Aug 10 2009 - 11:05pm

Web Letter

How long before we learn that Blackwater uses their aviation company and seemingly unfettered access to both the US and assorted war zones to smuggle drugs?

Blackwater should be starved of US government funding. Let the Saudis keep them afloat.

Mike Stensrud

Portland, OR

Aug 8 2009 - 9:07pm

Web Letter

Obama continues the Bush fascist policies, continues kidnapping innocent civilians and transporting them to secret prisons for torture. After sworn testimony by former employees of Blackwater originally hired by Bush and Cheney for war crimes, and murder of Middle Eastern civilians. Now Obama continues with the same crimes.
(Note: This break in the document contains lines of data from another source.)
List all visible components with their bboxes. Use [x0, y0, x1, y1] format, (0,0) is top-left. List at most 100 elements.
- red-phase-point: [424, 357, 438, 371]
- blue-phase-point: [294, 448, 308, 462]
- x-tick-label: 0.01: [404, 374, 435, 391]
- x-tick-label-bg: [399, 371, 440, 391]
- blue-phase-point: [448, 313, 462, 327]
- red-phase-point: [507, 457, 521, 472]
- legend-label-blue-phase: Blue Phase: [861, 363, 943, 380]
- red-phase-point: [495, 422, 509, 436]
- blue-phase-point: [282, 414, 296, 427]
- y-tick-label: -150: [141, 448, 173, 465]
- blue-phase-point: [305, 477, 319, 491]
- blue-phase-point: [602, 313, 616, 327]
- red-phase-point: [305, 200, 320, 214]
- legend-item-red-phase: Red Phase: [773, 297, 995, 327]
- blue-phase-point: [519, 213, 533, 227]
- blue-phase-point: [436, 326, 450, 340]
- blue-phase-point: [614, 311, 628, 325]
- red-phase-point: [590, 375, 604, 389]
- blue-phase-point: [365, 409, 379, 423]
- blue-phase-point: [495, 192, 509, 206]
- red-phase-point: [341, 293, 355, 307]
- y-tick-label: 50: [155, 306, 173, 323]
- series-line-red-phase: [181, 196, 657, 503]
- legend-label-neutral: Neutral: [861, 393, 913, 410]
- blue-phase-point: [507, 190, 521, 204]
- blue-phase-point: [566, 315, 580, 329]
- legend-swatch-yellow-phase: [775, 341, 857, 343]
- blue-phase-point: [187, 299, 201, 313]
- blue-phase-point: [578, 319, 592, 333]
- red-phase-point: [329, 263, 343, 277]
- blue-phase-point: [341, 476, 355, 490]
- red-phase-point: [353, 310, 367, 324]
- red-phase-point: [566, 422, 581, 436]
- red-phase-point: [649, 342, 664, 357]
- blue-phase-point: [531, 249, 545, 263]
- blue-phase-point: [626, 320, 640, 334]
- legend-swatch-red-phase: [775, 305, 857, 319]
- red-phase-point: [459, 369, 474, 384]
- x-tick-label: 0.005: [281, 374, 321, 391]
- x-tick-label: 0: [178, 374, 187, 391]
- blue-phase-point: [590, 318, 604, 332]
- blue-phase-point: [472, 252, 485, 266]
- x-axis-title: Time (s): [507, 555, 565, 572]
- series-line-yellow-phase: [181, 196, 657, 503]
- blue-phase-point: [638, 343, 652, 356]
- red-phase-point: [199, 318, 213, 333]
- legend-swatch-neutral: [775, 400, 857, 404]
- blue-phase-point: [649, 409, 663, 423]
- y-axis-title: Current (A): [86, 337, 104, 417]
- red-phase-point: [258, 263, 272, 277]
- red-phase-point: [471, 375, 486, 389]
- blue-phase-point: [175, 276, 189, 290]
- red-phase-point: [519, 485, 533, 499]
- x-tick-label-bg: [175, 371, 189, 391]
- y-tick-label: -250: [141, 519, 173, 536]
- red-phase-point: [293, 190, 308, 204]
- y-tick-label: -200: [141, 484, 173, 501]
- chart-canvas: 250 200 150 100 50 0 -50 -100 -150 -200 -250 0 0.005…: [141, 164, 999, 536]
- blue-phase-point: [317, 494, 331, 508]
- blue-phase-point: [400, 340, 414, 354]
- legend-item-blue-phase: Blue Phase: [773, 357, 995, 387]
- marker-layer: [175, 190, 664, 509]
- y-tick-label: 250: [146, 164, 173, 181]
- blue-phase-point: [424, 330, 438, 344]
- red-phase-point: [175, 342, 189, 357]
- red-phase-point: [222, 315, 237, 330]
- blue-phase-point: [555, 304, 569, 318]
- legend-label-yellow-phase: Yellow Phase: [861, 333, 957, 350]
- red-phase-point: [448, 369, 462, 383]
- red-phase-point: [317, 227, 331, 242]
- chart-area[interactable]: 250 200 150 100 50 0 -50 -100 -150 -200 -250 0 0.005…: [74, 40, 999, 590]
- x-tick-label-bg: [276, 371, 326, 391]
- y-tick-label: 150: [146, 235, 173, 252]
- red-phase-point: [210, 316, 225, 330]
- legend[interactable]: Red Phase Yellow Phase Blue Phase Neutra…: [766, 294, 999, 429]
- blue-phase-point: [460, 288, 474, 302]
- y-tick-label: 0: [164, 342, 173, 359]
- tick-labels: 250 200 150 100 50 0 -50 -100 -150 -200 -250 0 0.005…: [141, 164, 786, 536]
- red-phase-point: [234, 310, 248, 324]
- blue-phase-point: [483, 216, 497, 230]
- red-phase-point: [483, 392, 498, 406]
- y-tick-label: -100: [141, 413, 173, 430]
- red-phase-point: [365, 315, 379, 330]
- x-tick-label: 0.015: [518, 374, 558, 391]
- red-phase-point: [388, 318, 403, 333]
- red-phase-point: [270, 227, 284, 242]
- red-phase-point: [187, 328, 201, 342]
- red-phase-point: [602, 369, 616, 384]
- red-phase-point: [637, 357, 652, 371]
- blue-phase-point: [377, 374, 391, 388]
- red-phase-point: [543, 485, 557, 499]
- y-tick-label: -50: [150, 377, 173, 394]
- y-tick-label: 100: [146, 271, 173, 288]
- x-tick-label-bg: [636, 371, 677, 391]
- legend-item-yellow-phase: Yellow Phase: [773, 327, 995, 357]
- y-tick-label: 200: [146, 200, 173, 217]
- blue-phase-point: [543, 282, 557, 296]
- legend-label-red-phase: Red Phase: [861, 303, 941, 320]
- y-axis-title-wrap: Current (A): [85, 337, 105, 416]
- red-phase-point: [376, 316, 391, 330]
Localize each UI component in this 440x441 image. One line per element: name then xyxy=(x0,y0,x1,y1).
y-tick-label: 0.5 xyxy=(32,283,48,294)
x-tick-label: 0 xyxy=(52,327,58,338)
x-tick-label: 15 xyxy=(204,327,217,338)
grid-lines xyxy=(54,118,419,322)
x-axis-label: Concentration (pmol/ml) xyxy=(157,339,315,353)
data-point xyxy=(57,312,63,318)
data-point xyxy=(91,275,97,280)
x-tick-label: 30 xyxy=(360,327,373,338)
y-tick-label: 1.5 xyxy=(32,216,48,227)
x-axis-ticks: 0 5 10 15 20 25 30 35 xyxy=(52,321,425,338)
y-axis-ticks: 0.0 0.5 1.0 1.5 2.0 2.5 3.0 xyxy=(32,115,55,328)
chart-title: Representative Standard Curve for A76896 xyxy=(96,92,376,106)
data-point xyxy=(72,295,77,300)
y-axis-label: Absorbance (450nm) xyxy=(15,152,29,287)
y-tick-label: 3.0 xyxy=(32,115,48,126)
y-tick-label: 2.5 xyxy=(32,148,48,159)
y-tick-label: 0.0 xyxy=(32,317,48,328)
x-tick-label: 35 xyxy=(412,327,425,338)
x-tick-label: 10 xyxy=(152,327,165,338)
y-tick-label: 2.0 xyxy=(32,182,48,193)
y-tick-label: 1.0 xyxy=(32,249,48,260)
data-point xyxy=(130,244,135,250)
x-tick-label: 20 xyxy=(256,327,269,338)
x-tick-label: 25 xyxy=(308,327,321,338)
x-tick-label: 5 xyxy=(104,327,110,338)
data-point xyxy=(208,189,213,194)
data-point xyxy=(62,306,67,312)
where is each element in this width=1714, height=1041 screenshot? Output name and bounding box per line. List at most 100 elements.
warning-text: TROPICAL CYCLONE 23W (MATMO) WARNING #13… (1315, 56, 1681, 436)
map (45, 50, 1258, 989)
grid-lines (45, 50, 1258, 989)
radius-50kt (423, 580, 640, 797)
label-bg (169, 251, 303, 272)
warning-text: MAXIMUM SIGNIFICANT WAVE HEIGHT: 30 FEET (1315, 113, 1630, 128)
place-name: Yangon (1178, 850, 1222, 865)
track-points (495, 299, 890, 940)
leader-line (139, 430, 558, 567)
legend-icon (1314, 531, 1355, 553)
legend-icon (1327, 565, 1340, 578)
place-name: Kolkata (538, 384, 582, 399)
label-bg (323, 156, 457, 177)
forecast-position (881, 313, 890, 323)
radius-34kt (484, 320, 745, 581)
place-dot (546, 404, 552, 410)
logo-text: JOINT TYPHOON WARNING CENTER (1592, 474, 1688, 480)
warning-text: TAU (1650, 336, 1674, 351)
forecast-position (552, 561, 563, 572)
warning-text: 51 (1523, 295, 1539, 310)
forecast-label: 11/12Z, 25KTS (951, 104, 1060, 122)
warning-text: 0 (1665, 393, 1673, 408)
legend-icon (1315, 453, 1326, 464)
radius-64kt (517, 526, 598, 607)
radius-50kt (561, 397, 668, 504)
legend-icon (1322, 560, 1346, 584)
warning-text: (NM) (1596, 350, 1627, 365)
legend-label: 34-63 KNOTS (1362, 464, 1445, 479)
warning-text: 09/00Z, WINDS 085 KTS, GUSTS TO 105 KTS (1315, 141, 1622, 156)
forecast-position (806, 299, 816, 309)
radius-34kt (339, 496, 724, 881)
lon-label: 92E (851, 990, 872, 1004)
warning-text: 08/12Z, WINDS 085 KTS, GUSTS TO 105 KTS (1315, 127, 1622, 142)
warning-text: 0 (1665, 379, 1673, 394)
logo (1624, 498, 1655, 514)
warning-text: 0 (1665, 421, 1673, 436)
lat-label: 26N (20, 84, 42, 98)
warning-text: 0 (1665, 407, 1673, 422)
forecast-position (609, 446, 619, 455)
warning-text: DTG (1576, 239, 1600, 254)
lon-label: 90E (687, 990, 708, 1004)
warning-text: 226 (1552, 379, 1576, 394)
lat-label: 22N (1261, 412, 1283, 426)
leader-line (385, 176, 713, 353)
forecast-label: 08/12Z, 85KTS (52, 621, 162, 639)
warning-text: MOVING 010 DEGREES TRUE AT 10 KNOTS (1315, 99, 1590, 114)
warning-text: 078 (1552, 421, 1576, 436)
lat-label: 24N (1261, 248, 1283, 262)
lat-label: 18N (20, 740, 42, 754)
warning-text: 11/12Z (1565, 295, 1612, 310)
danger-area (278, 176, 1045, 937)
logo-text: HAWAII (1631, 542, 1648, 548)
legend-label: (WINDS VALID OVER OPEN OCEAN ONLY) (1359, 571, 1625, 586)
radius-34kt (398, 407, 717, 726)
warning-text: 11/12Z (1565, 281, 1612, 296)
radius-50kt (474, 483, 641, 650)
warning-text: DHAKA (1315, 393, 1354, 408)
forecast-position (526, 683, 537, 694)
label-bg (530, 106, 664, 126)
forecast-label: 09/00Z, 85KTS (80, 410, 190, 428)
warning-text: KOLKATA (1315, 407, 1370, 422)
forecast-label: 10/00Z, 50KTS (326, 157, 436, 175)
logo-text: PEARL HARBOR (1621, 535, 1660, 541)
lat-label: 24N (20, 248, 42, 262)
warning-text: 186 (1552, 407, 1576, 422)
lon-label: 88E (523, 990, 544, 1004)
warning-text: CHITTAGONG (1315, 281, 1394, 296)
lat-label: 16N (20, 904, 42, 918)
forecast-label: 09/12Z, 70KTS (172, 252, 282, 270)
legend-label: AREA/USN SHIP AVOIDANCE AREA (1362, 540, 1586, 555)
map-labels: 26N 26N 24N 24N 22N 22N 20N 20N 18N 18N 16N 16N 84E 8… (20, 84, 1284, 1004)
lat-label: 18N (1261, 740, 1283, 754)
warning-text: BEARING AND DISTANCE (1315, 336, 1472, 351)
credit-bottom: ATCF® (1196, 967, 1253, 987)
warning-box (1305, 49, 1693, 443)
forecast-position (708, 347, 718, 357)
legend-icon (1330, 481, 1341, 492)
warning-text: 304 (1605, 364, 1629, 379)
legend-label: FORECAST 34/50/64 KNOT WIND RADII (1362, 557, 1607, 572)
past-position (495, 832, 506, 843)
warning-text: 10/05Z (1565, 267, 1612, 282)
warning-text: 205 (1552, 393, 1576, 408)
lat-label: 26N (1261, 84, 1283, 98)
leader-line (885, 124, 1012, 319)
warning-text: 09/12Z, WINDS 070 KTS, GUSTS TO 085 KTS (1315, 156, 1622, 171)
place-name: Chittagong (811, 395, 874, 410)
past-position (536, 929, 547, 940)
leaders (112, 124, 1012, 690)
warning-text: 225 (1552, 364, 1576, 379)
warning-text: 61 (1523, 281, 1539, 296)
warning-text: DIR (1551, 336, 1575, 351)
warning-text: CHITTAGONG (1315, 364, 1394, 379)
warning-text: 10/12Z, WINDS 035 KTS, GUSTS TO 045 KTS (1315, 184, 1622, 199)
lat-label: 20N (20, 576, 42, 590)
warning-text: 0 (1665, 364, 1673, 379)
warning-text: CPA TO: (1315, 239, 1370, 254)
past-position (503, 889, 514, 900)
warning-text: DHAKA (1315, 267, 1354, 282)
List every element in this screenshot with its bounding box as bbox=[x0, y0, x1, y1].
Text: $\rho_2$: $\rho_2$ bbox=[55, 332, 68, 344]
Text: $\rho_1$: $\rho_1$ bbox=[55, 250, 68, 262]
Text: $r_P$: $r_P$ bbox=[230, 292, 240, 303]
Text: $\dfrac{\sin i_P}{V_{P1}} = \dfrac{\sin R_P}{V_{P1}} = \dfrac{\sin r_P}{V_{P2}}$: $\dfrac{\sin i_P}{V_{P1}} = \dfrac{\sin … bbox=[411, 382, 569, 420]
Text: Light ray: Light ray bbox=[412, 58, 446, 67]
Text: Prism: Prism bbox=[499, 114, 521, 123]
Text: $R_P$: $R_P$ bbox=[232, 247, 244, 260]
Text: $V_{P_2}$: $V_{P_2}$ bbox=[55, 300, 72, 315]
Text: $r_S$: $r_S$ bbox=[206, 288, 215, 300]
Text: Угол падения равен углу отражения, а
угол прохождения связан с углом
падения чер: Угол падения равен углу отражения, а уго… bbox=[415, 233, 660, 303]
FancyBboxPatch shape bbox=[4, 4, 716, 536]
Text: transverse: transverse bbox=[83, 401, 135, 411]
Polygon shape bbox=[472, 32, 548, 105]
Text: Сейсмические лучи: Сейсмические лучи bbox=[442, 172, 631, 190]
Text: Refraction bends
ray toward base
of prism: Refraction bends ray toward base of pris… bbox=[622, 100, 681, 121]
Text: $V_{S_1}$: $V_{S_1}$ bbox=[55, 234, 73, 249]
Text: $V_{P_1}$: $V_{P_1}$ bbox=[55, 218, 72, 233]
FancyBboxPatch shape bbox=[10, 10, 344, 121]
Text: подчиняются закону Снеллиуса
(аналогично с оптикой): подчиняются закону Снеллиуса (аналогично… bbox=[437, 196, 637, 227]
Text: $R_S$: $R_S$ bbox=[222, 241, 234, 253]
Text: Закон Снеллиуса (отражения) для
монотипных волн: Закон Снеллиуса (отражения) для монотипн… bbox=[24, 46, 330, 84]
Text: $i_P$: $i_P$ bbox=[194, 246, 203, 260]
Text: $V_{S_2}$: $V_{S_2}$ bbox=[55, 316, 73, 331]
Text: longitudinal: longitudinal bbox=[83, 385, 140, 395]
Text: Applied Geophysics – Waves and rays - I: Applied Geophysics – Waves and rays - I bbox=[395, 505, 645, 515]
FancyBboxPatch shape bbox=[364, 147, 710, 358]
Obama has been secretly meeting with the Bush Nazi fascist family, of who are all war criminals, thereby making Obama a war criminal, and working for the Republican Party against the Democrats.

Obama has two faces, and is a habitual liar. We cannot trust such a two-faced liar who turns his back on the very people who put him in office.

In 2010, Democrats will not be in power!

Paolo Welsch

Dublin , Ireland

Aug 8 2009 - 10:41am

Web Letter

I do not doubt Scahill's expertise on the company Xe, formerly Blackwater buthe has stated two errors as facts. The first of these errors is the mention of "illegal, expolding ammunition." This claim by Le Mans Ltd. is a marketing gimmick that has been "debunked" by several websites that deal with ammunition testing. I have read the Internet story cited as the source for this reporting and there are far too few details of this incident to consider this claim factual.

Second, Scahill states that "only law enforcement or the military can own an AK-47." That statement is false. I can go to any gun store and purchase an AK-47 right now. There may well be states or local municipalities that have banned the weapon but the US government has not. There are, however, restrictions placed on the weapon. Those restrictions include that the weapon must contain a certain number of US manufactured parts. This information can be obtained from the BATF website. In closing, please call Keith Olbermann and inform him of your errors. His show has been unbearable to watch, as he continues to state your errors as fact. Thanking you in advance for your cooperation.

Donovan Rivers

Detroit, MI

Aug 7 2009 - 9:33pm

Web Letter

I just wanted to take a moment to congratulate Mr. Scahill on his outstanding journalism. As an Arab-American, I have read stories from non-American journalists about Blackwater and their actions in Iraq, from the outset of the war, but very little has been written by American journalists, certainly not to the extent that Mr. Scahill has. I am glad to see that Mr. Scahill had the courage to speak up and report about this criminal activity.

It is shocking to me that something like this was allowed to go on, and our government supported this and apparently continues to do so.

One can definitely conclude that Blackwater not only was murderous but also contributed to the escalation of this war, and endangered our troops in Iraq.

Not only does Mr. Prince need to be held responsible but those in the previous administration who winked and blinked their eyes at this need to be punished as well.

Thanks to The Nation, as always, for their courage to be honest and report the truth, and allowing their readers to add their input as well.

Tina Issa

Chicago, IL

Aug 7 2009 - 4:12pm

Web Letter

While I always opposed the Iraq War, I was, from a military viewpoint, shocked to see civilians running around a battlefield getting themselves killed. Military operations require discipline and a high degree of organization. Commanders need to control their logistics, as well as the troops doing the fighting. Support elements are important because, they make sure the point of the spear has the proper equipment and supplies to do their job.

I have always opposed the privatization of government, but I never thought anyone would be dumb enough to privatize the military or the police. There is no command and control in private enterprise 0r the discipline demanded by military operations. It is no surprise that these abuses occurred. It was like turning a mob, with guns, loose on Iraq and Afghanistan.

If you want a larger army, go with the draft or don't bother to go to war. These private contractors are what drove the cost of these wars through the roof.